1. This appeal No. 172 of 1924 is against the final decree passed in partition suit. The points urged by Mr. Seshagiri Sastri for the appellants are that the Commissioner was not justified under the warrant of commission to award to the plaintiff a sum of Rs. 1,400 against defendants 1 and 2, and that he was not justified, in dividing the trees in such a way as to inconvenience defendants 1 to 3.
2. After the passing of the preliminary decree a Commissioner was appointed to divide the properties between plaintiffs 1 and 2 and defendants 1 to 3. The Commissioner divided the properties, and with regard to houses which are items 1 and 2 in Schedule C (1) he said:
As the defendants' houses are good ones, as the plaintiff's house has to be built anew, defendant 2 shall pay Rs. 1,000 and defendant 1 Rs. 400 to plaintiff 2.
3. This observation of the Commissioner, Mr. Seshagiri Sastri contends, amounts to an award which he was not authorised So make under Order 26, Rule 14, Civil P.C. The first para. 14 (1) is:
The Commissioner...if authorised thereto by the said order, award sums to be paid for the purpose of equalising the value of the shares.
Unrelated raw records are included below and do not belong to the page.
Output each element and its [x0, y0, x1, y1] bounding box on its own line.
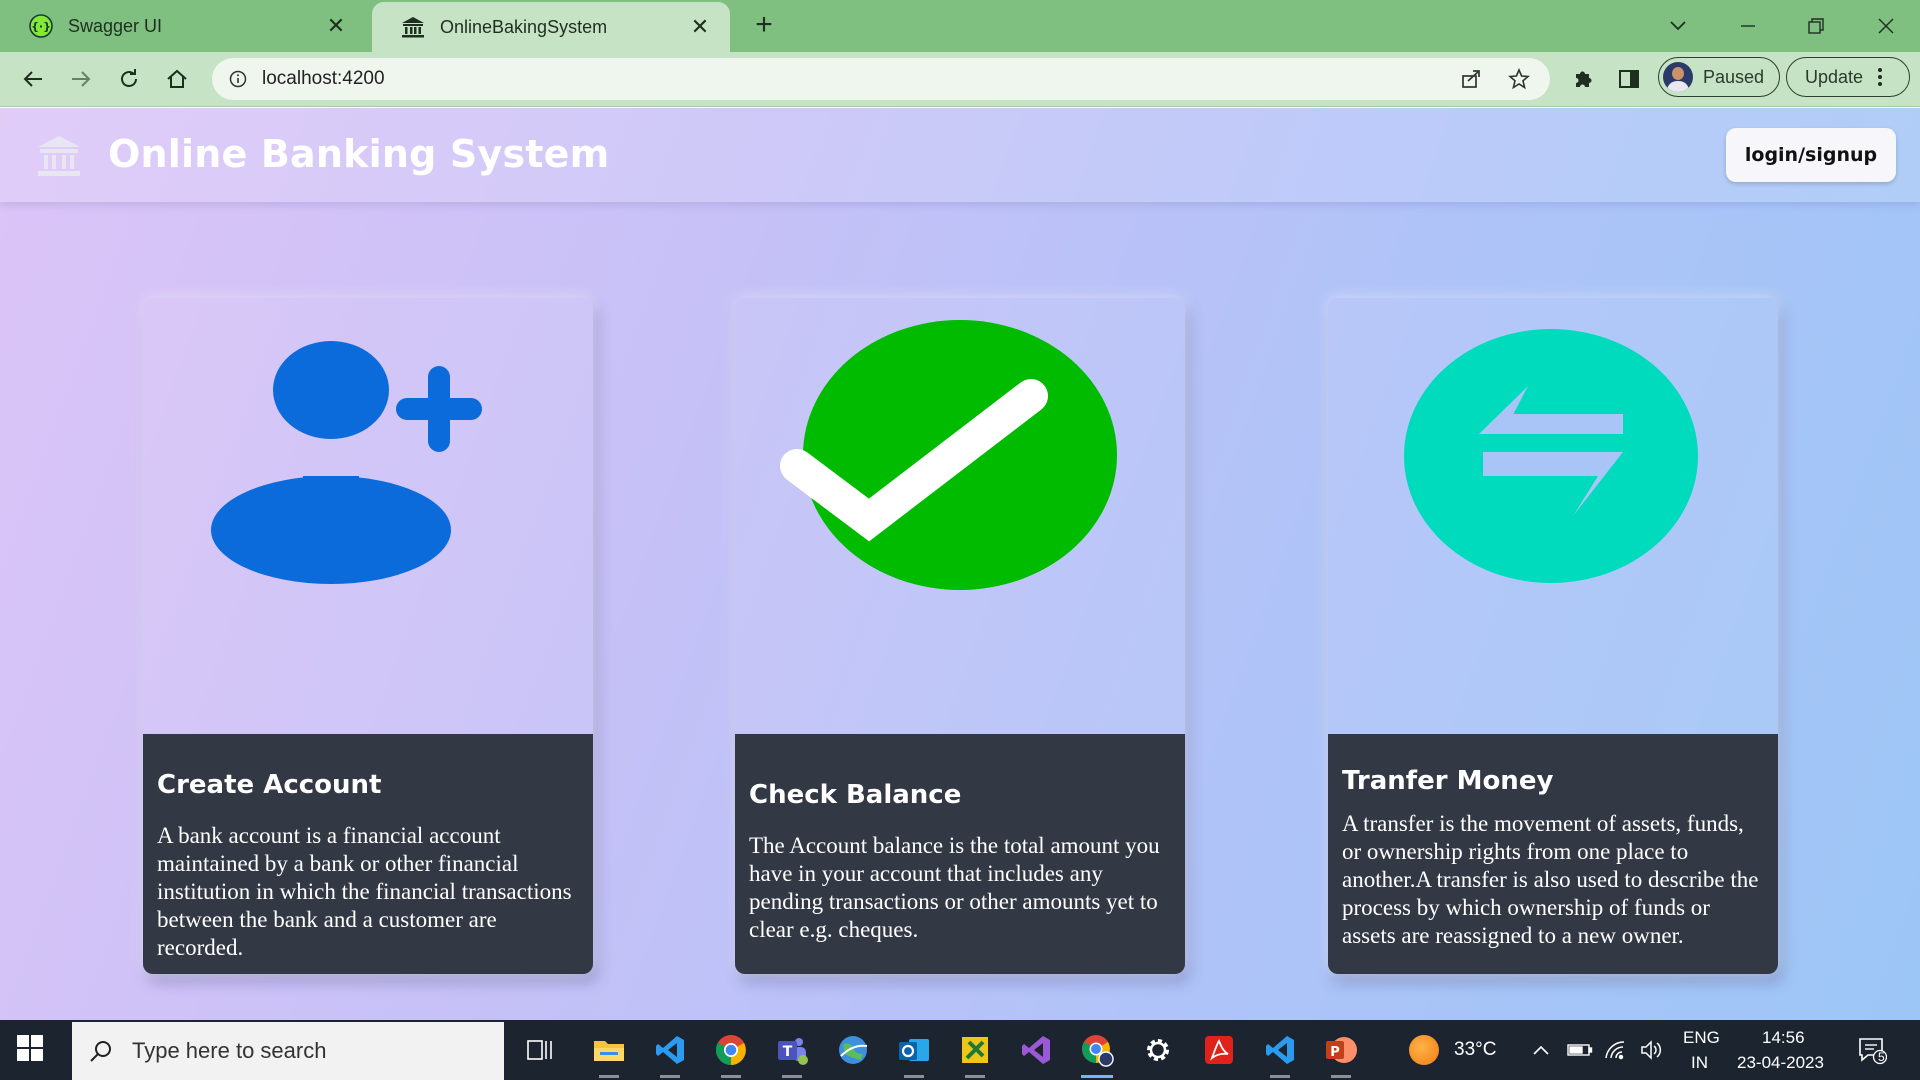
- restore-icon[interactable]: [1796, 8, 1836, 44]
- wifi-icon[interactable]: [1600, 1030, 1632, 1070]
- browser-toolbar: localhost:4200 Paused Update: [0, 52, 1920, 107]
- card-body: Tranfer Money A transfer is the movement…: [1328, 734, 1778, 974]
- windows-taskbar: Type here to search T P 33°C ENG IN 14:5…: [0, 1020, 1920, 1080]
- card-image: [1328, 298, 1778, 734]
- transfer-money-card[interactable]: Tranfer Money A transfer is the movement…: [1328, 298, 1778, 974]
- tab-strip: {·} Swagger UI ✕ OnlineBakingSystem ✕ +: [0, 0, 1920, 52]
- vscode-icon[interactable]: [650, 1030, 690, 1078]
- file-explorer-icon[interactable]: [589, 1030, 629, 1078]
- battery-icon[interactable]: [1564, 1030, 1596, 1070]
- address-bar[interactable]: localhost:4200: [212, 58, 1550, 100]
- close-tab-icon[interactable]: ✕: [322, 12, 350, 40]
- app-title[interactable]: Online Banking System: [108, 132, 609, 176]
- kebab-menu-icon[interactable]: [1877, 67, 1883, 87]
- tab-online-banking[interactable]: OnlineBakingSystem ✕: [372, 2, 730, 52]
- windows-start-icon[interactable]: [16, 1034, 48, 1066]
- url-text[interactable]: localhost:4200: [262, 68, 1454, 90]
- app-header: Online Banking System login/signup: [0, 108, 1920, 202]
- task-view-icon[interactable]: [520, 1030, 560, 1070]
- extensions-puzzle-icon[interactable]: [1566, 62, 1600, 96]
- card-image: [735, 298, 1185, 734]
- visual-studio-icon[interactable]: [1016, 1030, 1056, 1070]
- check-balance-card[interactable]: Check Balance The Account balance is the…: [735, 298, 1185, 974]
- acrobat-icon[interactable]: [1199, 1030, 1239, 1070]
- card-body: Check Balance The Account balance is the…: [735, 734, 1185, 974]
- side-panel-icon[interactable]: [1612, 62, 1646, 96]
- globe-app-icon[interactable]: [833, 1030, 873, 1070]
- clock-time[interactable]: 14:56: [1762, 1028, 1805, 1048]
- chrome-icon[interactable]: [711, 1030, 751, 1078]
- tab-title: Swagger UI: [68, 15, 163, 36]
- reload-icon[interactable]: [112, 62, 146, 96]
- back-arrow-icon[interactable]: [16, 62, 50, 96]
- share-icon[interactable]: [1454, 62, 1488, 96]
- new-tab-button[interactable]: +: [748, 10, 780, 42]
- tab-swagger-ui[interactable]: {·} Swagger UI ✕: [0, 0, 366, 52]
- tab-search-chevron-icon[interactable]: [1658, 8, 1698, 44]
- tool-app-icon[interactable]: [955, 1030, 995, 1078]
- card-description: The Account balance is the total amount …: [749, 833, 1160, 942]
- card-title: Tranfer Money: [1342, 766, 1554, 796]
- page-content: Online Banking System login/signup Creat…: [0, 108, 1920, 1020]
- search-icon: [86, 1036, 116, 1066]
- card-description: A bank account is a financial account ma…: [157, 823, 572, 960]
- card-image: [143, 298, 593, 734]
- volume-icon[interactable]: [1636, 1030, 1668, 1070]
- minimize-icon[interactable]: [1728, 8, 1768, 44]
- notification-count: 5: [1878, 1050, 1885, 1064]
- add-user-icon: [211, 341, 482, 584]
- card-title: Create Account: [157, 770, 382, 800]
- card-body: Create Account A bank account is a finan…: [143, 734, 593, 974]
- card-description: A transfer is the movement of assets, fu…: [1342, 811, 1759, 948]
- tab-title: OnlineBakingSystem: [440, 16, 608, 37]
- notifications-icon[interactable]: 5: [1852, 1030, 1892, 1070]
- outlook-icon[interactable]: [894, 1030, 934, 1078]
- forward-arrow-icon[interactable]: [64, 62, 98, 96]
- transfer-icon: [1404, 329, 1698, 583]
- vscode-2-icon[interactable]: [1260, 1030, 1300, 1078]
- weather-temperature[interactable]: 33°C: [1454, 1039, 1496, 1061]
- tray-chevron-up-icon[interactable]: [1526, 1030, 1556, 1070]
- close-tab-icon[interactable]: ✕: [686, 13, 714, 41]
- language-region[interactable]: IN: [1691, 1053, 1708, 1073]
- site-info-icon[interactable]: [226, 67, 250, 91]
- check-circle-icon: [780, 320, 1117, 590]
- profile-button[interactable]: Paused: [1658, 57, 1780, 97]
- home-icon[interactable]: [160, 62, 194, 96]
- clock-date[interactable]: 23-04-2023: [1737, 1053, 1824, 1073]
- update-label: Update: [1805, 66, 1864, 87]
- update-button[interactable]: Update: [1786, 57, 1910, 97]
- card-title: Check Balance: [749, 780, 962, 810]
- powerpoint-icon[interactable]: P: [1321, 1030, 1361, 1078]
- bookmark-star-icon[interactable]: [1502, 62, 1536, 96]
- language-code[interactable]: ENG: [1683, 1028, 1720, 1048]
- close-window-icon[interactable]: [1866, 8, 1906, 44]
- settings-gear-icon[interactable]: [1138, 1030, 1178, 1070]
- teams-icon[interactable]: T: [772, 1030, 812, 1078]
- svg-text:P: P: [1330, 1045, 1340, 1060]
- create-account-card[interactable]: Create Account A bank account is a finan…: [143, 298, 593, 974]
- svg-text:{·}: {·}: [31, 20, 51, 33]
- search-placeholder: Type here to search: [132, 1038, 327, 1063]
- swagger-icon: {·}: [28, 13, 54, 39]
- weather-sun-icon[interactable]: [1404, 1030, 1444, 1070]
- svg-text:T: T: [783, 1044, 793, 1060]
- chrome-profile-icon[interactable]: [1077, 1030, 1117, 1078]
- login-signup-button[interactable]: login/signup: [1726, 128, 1896, 182]
- profile-status: Paused: [1703, 66, 1765, 87]
- avatar: [1663, 62, 1693, 92]
- bank-icon: [400, 14, 426, 40]
- bank-logo-icon: [36, 134, 82, 178]
- taskbar-search[interactable]: Type here to search: [72, 1022, 504, 1080]
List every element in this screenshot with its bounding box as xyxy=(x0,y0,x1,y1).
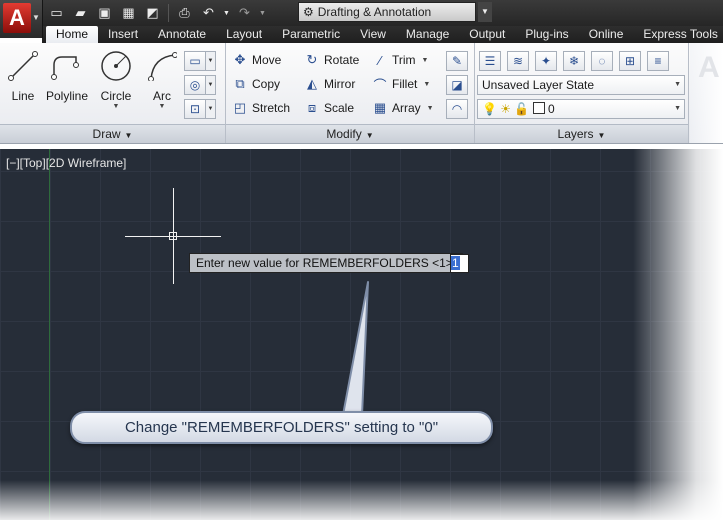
app-logo-icon: A xyxy=(3,3,31,33)
instruction-callout: Change "REMEMBERFOLDERS" setting to "0" xyxy=(70,411,493,444)
chevron-down-icon: ▼ xyxy=(32,13,40,22)
application-menu-button[interactable]: A ▼ xyxy=(0,0,43,38)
4. We do not think that the Commissioner in this case made an award between the parties but only made a recommendation to the Court that that would be the proper way in which the values could be equalised. It is urged that the Commissioner took no evidence, did not examine witnesses as to the value of the houses and overlooked the valuation given in the plaint. There is no evidence as to what the Commissioner did. It is not likely that the Commissioner would not have made enquiries as to the value of the houses and we may take it that he made a fair estimate of the value of the houses before making the recommendation. Defendants 1 and 2 did not choose to file objections to the Commissioner's reports before the Subordinate Judge but contented themselves by not appearing at all before the Court. The Subordinate Judge on the materials before him was justified in passing a decree as recommended by the Commissioner. We hold that the Commissioner did not assume any jurisdiction which was not given him by the warrant. He only made a recommendation which in the circumstances of the case, the Subordinate Judge found to be a satisfactory solution of the position. When a party does not object to the Commissioner's report in the lower Court, he is not entitled to come up to this Court and object to the recommendations made by the Commissioner. No doubt this Court is not precluded from considering whether the Commissioner acted within his jurisdiction or not. But that would not justify a party who does not choose to be present before the Commissioner and urge his objections before him and who does not file objections to the report of the Commissioner before the lower Court, to come up here and say that he was negligent and careless in the lower Court, and should be allowed to urge his objections which if he had done before the lower Courts the points in dispute could have been adjusted and settled in a satisfactory way by the lower Court. We think it is unnecessary to consider in this view the cases in Kankatala Chellamaiya v. P. Papayya 6 M.H.C.R. 36, and Ahmed v. Khasaji 6 M.H.C.R. 149. As we have said, we think this Court has power to go into the question whether the Commissioner's report was outside the scope of his warrant or within the scope of the warrant. But we find that what he said was only a recommendation and that was within the scope of his warrant.
5. As regards the question of trees, he did what the decree directed him to do. In the decree there is a direction that the trees should be divided equally. That is what he has done and if the defendants had any other suggestion to make, they should have made them in the lower Court. This Court is not in a position to do anything better than what the Commissioner has done. There is no other point in the appeal which fails and is dismissed with costs.
6. As regards C.M.A. Nos. 168 and 169 of 1924, the defendants have not shown any ground for setting aside the ex parte order. The order of the Subordinate Judge is correct and is dismissed with costs in one case.